Measuring scalability – Part 1

 

In Units of Time
As developers, we are continuously challenged by complexity. Our job definition always has that
word in one form or another. We tame complexity as firefighters tame fire. The journey to solve a business
problem does not end with writing code and taming complexity. Next, we need to ship our work to as many
as possible. Larger the audience for our work bigger the reward. To make it large, we end up taming
another beast which honestly seldom few amongst us have conquered—the beast of scalability. Often it is
buried under the words like non-functional and overlooked until bitten. Thus, it is no shame to admit we
prefer to neglect the beast’s existence by ignoring it until it becomes unavoidable. Often times it becomes
unavoidable as a big problem.
We do not want to glorify ourselves more but in reality, we must take pride in what we do. Isn’t that what
characterises craftsmen? Enough of words and let us turn our attention to the how. How do we tame that
beast of scalability to reach to ever-growing demand of a larger audience? Oh, we sense unrest. It is not
the developer who can address it. It is rather sales and marketing executives who can address that. True to
the word. As it is, the problem and the beast we talked about is the efficiency at the heart of that question.
The efficiency to deliver value without having to make significant changes to the work for a larger audience.
Thus, the question of How what we floated earlier has to do with how to serve a larger audience without
incurring significant costs as the number grows. You cannot agree more than this that it can only be solved
if we know how our work i.e., the system will respond as the audience grows. What could be better than
say a mathematical equation which tells you how long it might take to get a response if you plug in the
number of users connected to the system? Something like this –
3.5E-06 * x^0.97 (sec)

Needless to say, that x signifies the number of users in the above equation. So, if at a given time there are
20 concurrent users connected to the system, using the equation above we know that response on average
across the users will take 6.4E-05. It will correspond crudely to the 50 th percentile of the response time.
That is a fancy way of saying average.
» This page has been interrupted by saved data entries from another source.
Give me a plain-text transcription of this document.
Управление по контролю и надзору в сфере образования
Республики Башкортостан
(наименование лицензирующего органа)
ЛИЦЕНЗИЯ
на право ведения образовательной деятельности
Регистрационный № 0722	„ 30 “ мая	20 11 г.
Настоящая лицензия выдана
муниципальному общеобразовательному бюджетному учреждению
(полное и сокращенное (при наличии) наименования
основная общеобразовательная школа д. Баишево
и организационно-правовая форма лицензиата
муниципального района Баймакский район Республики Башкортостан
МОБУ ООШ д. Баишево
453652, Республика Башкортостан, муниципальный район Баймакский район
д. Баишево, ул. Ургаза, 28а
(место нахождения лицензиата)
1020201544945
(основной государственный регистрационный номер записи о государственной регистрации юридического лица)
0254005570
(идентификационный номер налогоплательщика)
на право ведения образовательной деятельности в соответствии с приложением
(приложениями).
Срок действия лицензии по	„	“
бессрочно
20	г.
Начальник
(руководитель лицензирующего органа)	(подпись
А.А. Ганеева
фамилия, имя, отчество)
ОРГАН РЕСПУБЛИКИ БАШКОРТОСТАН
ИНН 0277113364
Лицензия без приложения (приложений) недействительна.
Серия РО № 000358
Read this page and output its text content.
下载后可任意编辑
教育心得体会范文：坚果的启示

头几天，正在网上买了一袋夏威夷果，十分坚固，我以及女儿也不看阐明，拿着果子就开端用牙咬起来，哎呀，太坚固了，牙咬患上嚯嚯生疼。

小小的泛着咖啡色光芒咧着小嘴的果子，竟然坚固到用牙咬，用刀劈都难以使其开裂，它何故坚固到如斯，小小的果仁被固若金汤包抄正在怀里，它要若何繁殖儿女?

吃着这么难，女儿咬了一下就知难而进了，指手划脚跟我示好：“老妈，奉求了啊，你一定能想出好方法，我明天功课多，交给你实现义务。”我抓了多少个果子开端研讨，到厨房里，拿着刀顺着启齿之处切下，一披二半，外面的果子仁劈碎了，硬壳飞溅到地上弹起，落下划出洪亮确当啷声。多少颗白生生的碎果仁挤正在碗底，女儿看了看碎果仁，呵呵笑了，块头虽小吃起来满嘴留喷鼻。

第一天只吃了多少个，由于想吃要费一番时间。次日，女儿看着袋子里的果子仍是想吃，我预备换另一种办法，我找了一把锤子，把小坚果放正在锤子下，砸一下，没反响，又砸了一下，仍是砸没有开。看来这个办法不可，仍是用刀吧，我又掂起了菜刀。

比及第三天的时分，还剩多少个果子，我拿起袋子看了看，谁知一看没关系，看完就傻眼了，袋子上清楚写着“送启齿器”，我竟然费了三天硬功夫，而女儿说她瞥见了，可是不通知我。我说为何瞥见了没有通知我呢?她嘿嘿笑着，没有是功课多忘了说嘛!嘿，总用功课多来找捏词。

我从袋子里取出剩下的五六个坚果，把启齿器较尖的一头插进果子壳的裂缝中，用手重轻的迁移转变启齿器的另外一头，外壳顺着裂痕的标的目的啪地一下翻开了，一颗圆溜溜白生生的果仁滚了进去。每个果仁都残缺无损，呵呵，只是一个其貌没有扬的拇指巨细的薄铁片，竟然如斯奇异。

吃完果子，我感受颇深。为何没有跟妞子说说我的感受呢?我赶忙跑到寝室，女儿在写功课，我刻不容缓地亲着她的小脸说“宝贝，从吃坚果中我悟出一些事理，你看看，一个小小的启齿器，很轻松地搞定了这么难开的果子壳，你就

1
We can be confident that it can be even the 75 th percentile. i.e., 75%
of users could potentially be served within that time. How does this help you ask? Well, now you know
potentially how long it will take. Based on whether it is acceptable to your business or not you can decide to
make changes. In other words, if the business is happy then you are working efficiently as the system did
not have to undergo change to cater to 2-3 users (during development and testing times) to 20 users. Now,
if the business is not happy then you have a problem that can be addressed in one of the two ways. One is
to tune the system to either configure or optimise the code execution path. The next is to increase the
power of the runtime by getting a bigger machine to host the system. Wouldn’t such a life be blissful?
If you are still around with the promise of what you can get from that equation, we are happy to share how
we got there. We used a library called big_O which is a Python library. Let us get the obvious steps and
activities out. Like that of installation
pip install big_O

Post installation in a place where you will typically import the component write this function
from big_o import big_o
fitted_curve = big_o(find_connected_paths, generate_parameters, min_n=5, max_n=20, n_measures=5,
n_repeats=20, verbose=True)
The variable fitted_curve contains the equation we published above.
Now, to the explanation. The first parameter find_connected_paths to the big_o call is the target function
that we want to test the scalability. It is assumed that you have implemented that function somewhere and
have imported. The next parameter generate_parameters is responsible for generating data that is passed
as parameter to the test subject i.e., find_connected_paths. The next parameter is named parameter min_n
which signifies the size of parameter that generate_parameters must generate to induce complexity inside
the find_connected_paths. The harder workload better the test, isn’t it? The n_measures parameters
indicate the number of times the performance will be measured. Greater the number better the curve of
scalability. In any empirical analysis more the number of observations better is the curve. There is the risk
of overfitting but for the case at hand that is a blessing in disguise. Moving on the critical parameter
indicating the number of users is the n_repeats. It indicates how many times the function is called and the
time to perform the operation is measured.
The result fitted_curve will be a tuple with the first element being a string. The string represents the best fit
value for type of curve. i.e., linear, quadratic, polynomial, logarithmic etc. The best fit is determined by
minimising the residuals. As you can see there is no complex algorithms involved in this library. It is a
simplistic residual based computation. You can get the value of the best fitted curve’s name like this –
fitted_curve[0]
Based on the example above you will get Polynomial along with the equation we mentioned above.
The next element in the tuple contains the other possible fittings e.g., Exponential, Logarithmic etc. The
are stored in case you want to investigate. They can be obtained by accessing the 1 index of the
fitted_curve variable.
If you are wondering this is a simplistic measurement and cannot be used on a system that; let us, say
handles web requests, makes an API call, queries the database etc. Then think again. Everything can be
represented as function. Instead of the simple function that we used as example i.e., find_connected_paths
you can invoke the function that handles the web request with sufficient parameters. You can do the same
with the API by invoking it as a client and that function call all the dependencies. Let that collect and
compose the results for us which will mimic a user sitting at the end of a browser or any other app to get
something done. This resulting best fit equation if we could can also be called as scalability equation. It is a
composite big O representation of the activities.
In case you are in early stage of analysis and design then instead of working with tuple and the dictionary
you could look at a library function with the library to print the report of all curves by doing
from big_o import big_o, reports
best, rest = big_o(find_connected_paths, generate_parameters, min_n=5, max_n=20, n_measures=5,
n_repeats=20, verbose=True)
print(big_o_report(best, rest))

From this you will get a report resembling this
Best : Polynomial: time = …
Constant: time = … (sec) (res: 0.09)
Linear: time = … (res: 0.001)

Remember this is a string and if you want to work with objects, you should not call the report. The three
dots above expand to other types of curves.
You can then use the best curve to determine the response time at say 100 users load or can plot it in a
graph to show the response time behaviour over load.